Jumbo-Visma time-trial victory sess Teunissen stay in yellow – Tour de France

Tour de France 2019

Stage 2

The Jumbo-Visma team of Mike Teunissen obliterated the field in Sunday’s 27.6-kilometre team time trial in Brussels to deny Team Ineos by a massive twenty seconds and extend the Dutchman’s unexpected grip on the yellow jersey.

They may have been the last team down the ramp, but Jumbo-Visma ended up very much top of the pack.

Crossing the line underneath the iconic Atomium monument with five of their eight riders remaining, Jumbo-Visma were led home by Belgian Wout Van Aert who punched the air in celebration with Teunissen in his wake to continue the Dutch team’s scintillating start to the 106th edition of the Tour de France.

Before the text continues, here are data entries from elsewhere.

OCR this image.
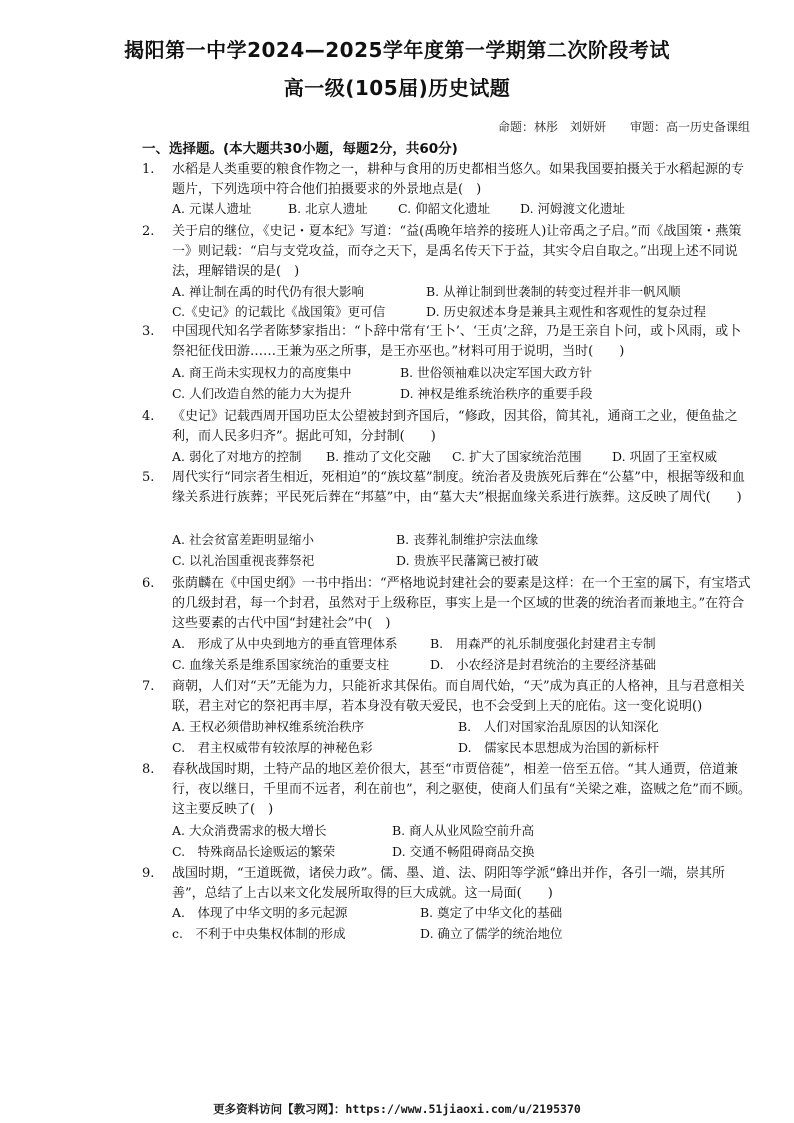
揭阳第一中学2024—2025学年度第一学期第二次阶段考试
高一级(105届)历史试题
命题：林彤　刘妍妍　　审题：高一历史备课组
一、选择题。(本大题共30小题，每题2分，共60分)
1.	水稻是人类重要的粮食作物之一，耕种与食用的历史都相当悠久。如果我国要拍摄关于水稻起源的专题片，下列选项中符合他们拍摄要求的外景地点是(　)
A. 元谋人遗址	B. 北京人遗址 C. 仰韶文化遗址 D. 河姆渡文化遗址
2.	关于启的继位，《史记・夏本纪》写道：“益(禹晚年培养的接班人)让帝禹之子启。”而《战国策・燕策一》则记载：“启与支党攻益，而夺之天下，是禹名传天下于益，其实令启自取之。”出现上述不同说法，理解错误的是(　)
A. 禅让制在禹的时代仍有很大影响	B. 从禅让制到世袭制的转变过程并非一帆风顺
C.《史记》的记载比《战国策》更可信	D. 历史叙述本身是兼具主观性和客观性的复杂过程
3.	中国现代知名学者陈梦家指出：“卜辞中常有‘王卜’、‘王贞’之辞，乃是王亲自卜问，或卜风雨，或卜祭祀征伐田游……王兼为巫之所事，是王亦巫也。”材料可用于说明，当时(　　)
A. 商王尚未实现权力的高度集中	B. 世俗领袖难以决定军国大政方针
C. 人们改造自然的能力大为提升	D. 神权是维系统治秩序的重要手段
4.	《史记》记载西周开国功臣太公望被封到齐国后，“修政，因其俗，简其礼，通商工之业，便鱼盐之利，而人民多归齐”。据此可知，分封制(　　)
A. 弱化了对地方的控制 B. 推动了文化交融 C. 扩大了国家统治范围 D. 巩固了王室权威
5.	周代实行“同宗者生相近，死相迫”的“族坟墓”制度。统治者及贵族死后葬在“公墓”中，根据等级和血缘关系进行族葬；平民死后葬在“邦墓”中，由“墓大夫”根据血缘关系进行族葬。这反映了周代(　　)
A. 社会贫富差距明显缩小	B. 丧葬礼制维护宗法血缘
C. 以礼治国重视丧葬祭祀	D. 贵族平民藩篱已被打破
6.	张荫麟在《中国史纲》一书中指出：“严格地说封建社会的要素是这样：在一个王室的属下，有宝塔式的几级封君，每一个封君，虽然对于上级称臣，事实上是一个区域的世袭的统治者而兼地主。”在符合这些要素的古代中国“封建社会”中(　)
A.　形成了从中央到地方的垂直管理体系	B.　用森严的礼乐制度强化封建君主专制
C. 血缘关系是维系国家统治的重要支柱	D.　小农经济是封君统治的主要经济基础
7.	商朝，人们对“天”无能为力，只能祈求其保佑。而自周代始，“天”成为真正的人格神，且与君意相关联，君主对它的祭祀再丰厚，若本身没有敬天爱民，也不会受到上天的庇佑。这一变化说明()
A. 王权必须借助神权维系统治秩序	B.　人们对国家治乱原因的认知深化
C.　君主权威带有较浓厚的神秘色彩	D.　儒家民本思想成为治国的新标杆
8.	春秋战国时期，土特产品的地区差价很大，甚至“市贾倍蓰”，相差一倍至五倍。“其人通贾，倍道兼行，夜以继日，千里而不远者，利在前也”，利之驱使，使商人们虽有“关梁之难，盗贼之危”而不顾。这主要反映了(　)
A. 大众消费需求的极大增长	B. 商人从业风险空前升高
C.　特殊商品长途贩运的繁荣	D. 交通不畅阻碍商品交换
9.	战国时期，“王道既微，诸侯力政”。儒、墨、道、法、阴阳等学派“蜂出并作，各引一端，崇其所善”，总结了上古以来文化发展所取得的巨大成就。这一局面(　　)
A.　体现了中华文明的多元起源	B. 奠定了中华文化的基础
c.　不利于中央集权体制的形成	D. 确立了儒学的统治地位
更多资料访问【教习网】：https://www.51jiaoxi.com/u/2195370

Powered by the German juggernaut Tony Martin, and with GC riders Steven Kruijswijk and George Bennett also in the mix, Jumbo-Visma were quickest at each of the time checks en route to clocking the winning time of 28 minutes and 57 seconds.

“The guys were really strong,” said Stage 1 winner Teunissen. “They put in really strong pulls over the little kickers which were really hard. We were flying. It’s again unbelievable. It’s not as if I’m getting used to winning stages on the Tour de France, but that’s now two from two and it’s really, really nice.”

Teunissen, 26, retained both the yellow and green jersey, while teammate Van Aert moved into the white young riders’ jersey in his maiden Tour.

The Ineos team of defending champion Geraint Thomas were first down the ramp at the Palais Royale in the Belgian capital and looked a safe bet to win their first TTT in a Grand Tour since launching as Team Sky almost a decade ago.

Despite their time at both intermediate checks being pipped by the Katusha-Alpecin team of British time trial champion Alex Dowsett, Ineos put in a competitive final third to set a target time at the finish which proved almost insurmountable.

Team Ineos during today’s time trial.

Deceuninck-QuickStep – the Belgian team of last year’s polka dot jersey Julian Alaphilippe – came within 0.82 seconds of knocking Ineos off their perch.

But the best was kept to last as Jumbo-Visma succeeded where everyone else had failed – and by quite a margin. With the top 10 teams separated by just 16 seconds before Jumbo-Visma arrived, the winners put a whole 20 seconds into Ineos after coming home with an average speed of 57.2km/h over the technical course.

Team Sunweb and Katusha-Alpecin completed the top five, both 26 seconds down on the winners, while there were solid top-10 performances by Rigoberto Uran’s EF Education First, Thibaut Pinot’s Groupama-FDJ, Vincenzo Nibali’s Bahrain Merida and Jakob Fuglsang’s Astana.

But Romain Bardet’s Ag2R-La Mondiale, Richie Porte’s Trek-Segafredo and the Movistar team of Nairo Quintana, Mikel Landa and world champion Alejandro Valverde all finished more than a minute down on the winners.

Teunissen now leads by 10 seconds teammates Van Aert, Kruijswijk, Martin and Bennett in the nascent general classification, with Thomas and the Colombian Egan Bernal among four Ineos riders 30 seconds back.

But already, after just two days in the saddle, Dutchman Kruijswijk – who was fifth in last year’s Tour and came so close to winning the 2016 Giro d’Italia – holds the upper hand over his big GC rivals.

Kruijswijk leads Bernal and Thomas by 20 seconds, Colmbia’s Uran by 28 seconds, Frenchman Pinot by 32 seconds, Italy’s Nibali by 36 seconds, Britain’s Adam Yates and Denmark’s Fuglsang by 41 seconds, Spaniard Landa and Colombian Quintana by 1’05”, Australia’s Porte by 1’18” and Frenchman Bardet by 1’19”.

After a sunny grand depart in Belgium celebrating the 50th anniversary of Eddy Merckx’s first Tour win, the race crosses the border into France on Monday for the 215km Stage 3 from Binche to Epernay.

Four lower-category climbs pepper the finale and will keep polka dot jersey Greg van Avermart (CCC Team) on his toes ahead of the uphill sprint finish in Epernay where a rider in the mould of Peter Sagan could well be popping champagne corks of the local tipple.